The protease (PR) encoded by reticuloendotheliosis virus (REV) is deeply involved in the lifecycle and infection process of a virus in that it cleaves the viral polyproteins into their mature structural proteins and replication enzymes. Besides this essential role in the lifecycle of a virus, the enzymatic activity of the REV PR targeting chicken vimentin remains unknown. In this study, the recombinant chicken vimentin, fused with a GST-tag, was expressed in the Escherichia coli system as a soluble form. The soluble vimentin was purified using Glutathione Sepharose 4B. Then, the in vitro cleavage of chicken vimentin by the PR of REV was analyzed. The results showed that chicken vimentin was cleaved by the REV PR. Furthermore, Nano LC-MS/MS analysis showed that the REV PR cleaved chicken vimentin between leucine-239 and glutamine-240, alanine-261 and alanine-262, and histidine-431 and serine-432, respectively.

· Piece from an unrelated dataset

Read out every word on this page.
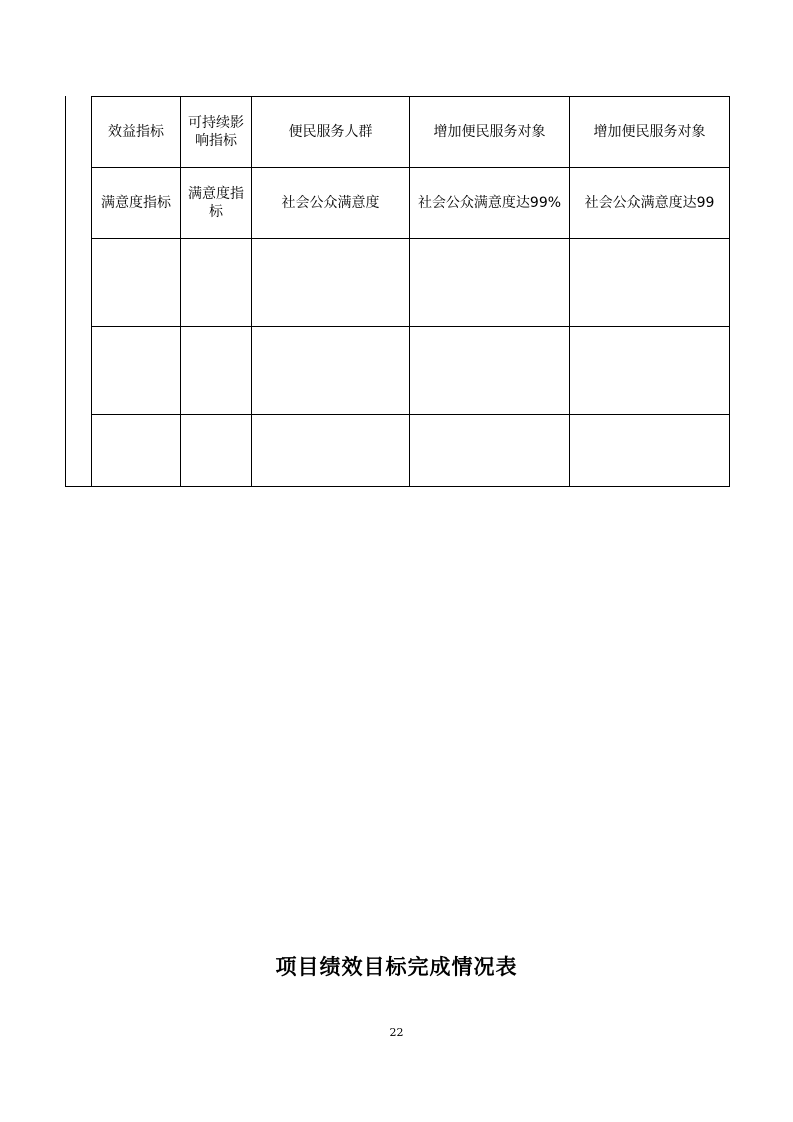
效益指标	可持续影响指标	便民服务人群	增加便民服务对象	增加便民服务对象
满意度指标	满意度指标	社会公众满意度	社会公众满意度达99%	社会公众满意度达99

项目绩效目标完成情况表
22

Moreover, the cleavage sites identified in this study were different from other known naturally occurring cleavage sites of other retroviruses. For the first time, we showed that the REV PR cleaved the chicken vimentin at specific sites in chicken vimentin. These results support the possibility that chicken vimentin may serve as a substrate within REV-infected cells, facilitating our understanding of avian retroviruses.